Voval explains that he only appeared to be dead because, when Iyaarans are injured, their metabolic rates slow down in order to promote healing. He and Picard set off in search of Anna, eventually separating. Picard finds her at the edge of a cliff, threatening to commit suicide if he does not tell her he loves her. When he notices that Anna is again wearing her necklace and that Voval has again disappeared, Picard senses that something strange is going on and tells Anna to go ahead and jump. At that moment, she transforms herself back into Voval, who explains that he is not really a pilot, but a Iyaaran ambassador. He staged the crash in order to study the emotion of love, non-existent on the Iyaaran homeworld, by using Picard as a subject. Similarly, Loquel and Byleth were sent to experience pleasure and antagonism, respectively. Picard is taken aback at first, but upon returning to the Enterprise, acknowledges the experiments of the three ambassadors as being productive.

Upon their departure, Worf and Byleth inform Riker of their marathon eleven-hour session in the holodeck doing battle exercises, which has enabled Byleth to explore the concept of "antagonism" in a less destructive manner. Loquel offers a sampling of Iyaaran nourishment to Troi as a token of his appreciation, but apologizes that it is not as delicious as the dessert he has enjoyed while in Troi's company. Troi accepts the food, stating that the volume of dessert they have consumed has surpassed even her threshold, and she will be quite content to eat something bland.

==Releases==
"Liaisons" was published by Paramount in 1998 on VHS format, an example of that type of release in the 1990s.
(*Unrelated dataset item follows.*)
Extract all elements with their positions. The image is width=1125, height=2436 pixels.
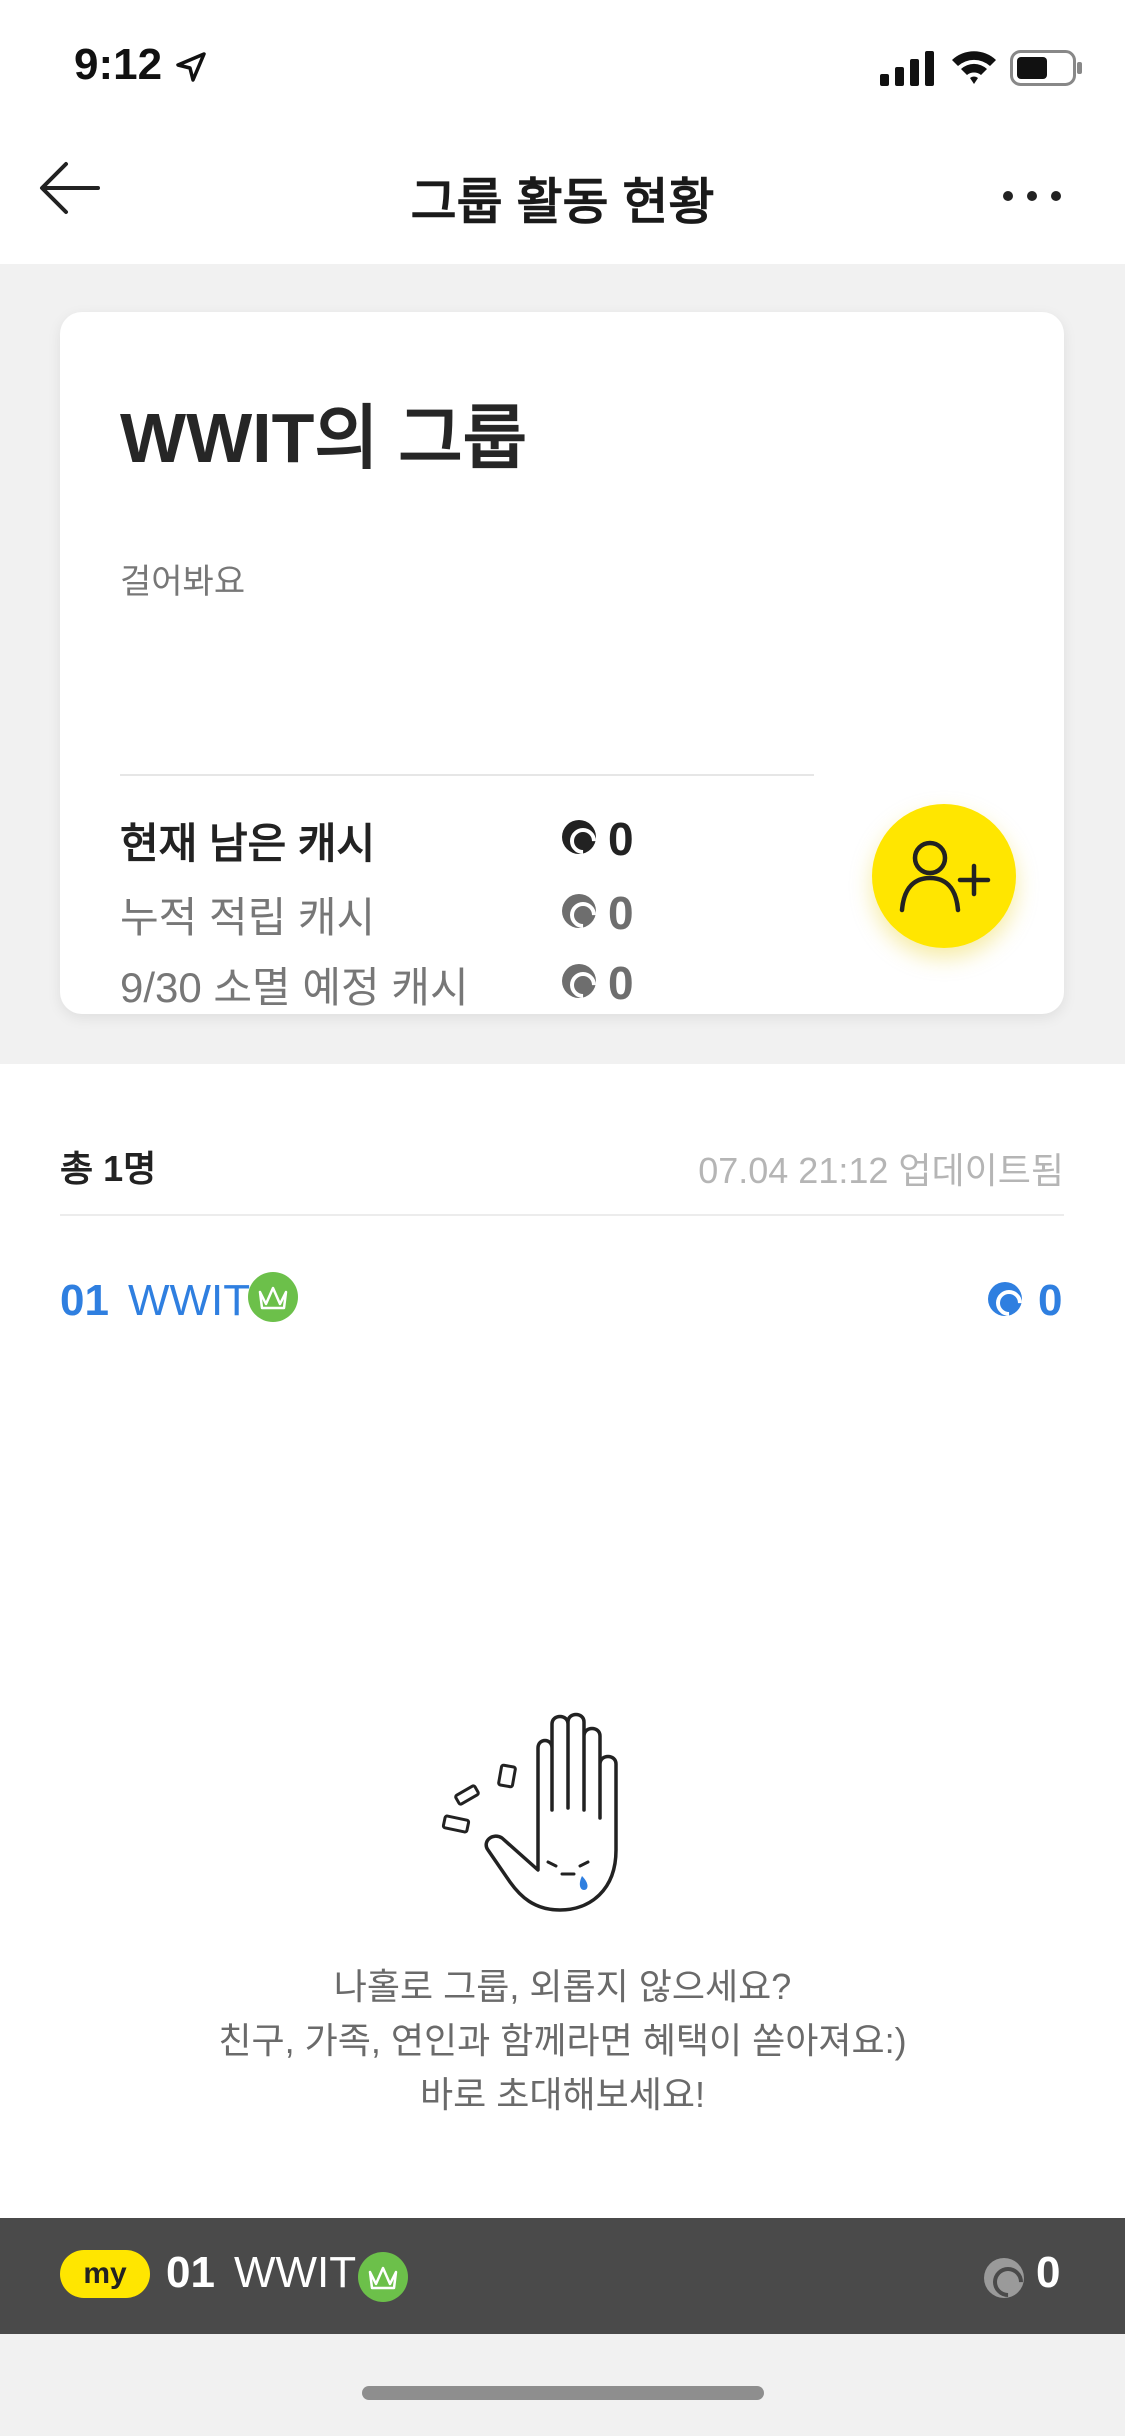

It was also released on 12-inch LaserDisc format in 1998, with "Descent, Part II" on the same disc. The entire TNG show was released on LaserDisc between 1991 and 1999.

"Liaisons" has been released as part of TNG Season 7 collections on DVD and Blu-Ray formats. Season seven of TNG, which contains "Liaisons" was released on Blu-ray disc in January 2015.

"Liaisons" was released as a single episode by the online streaming service CBS All Access.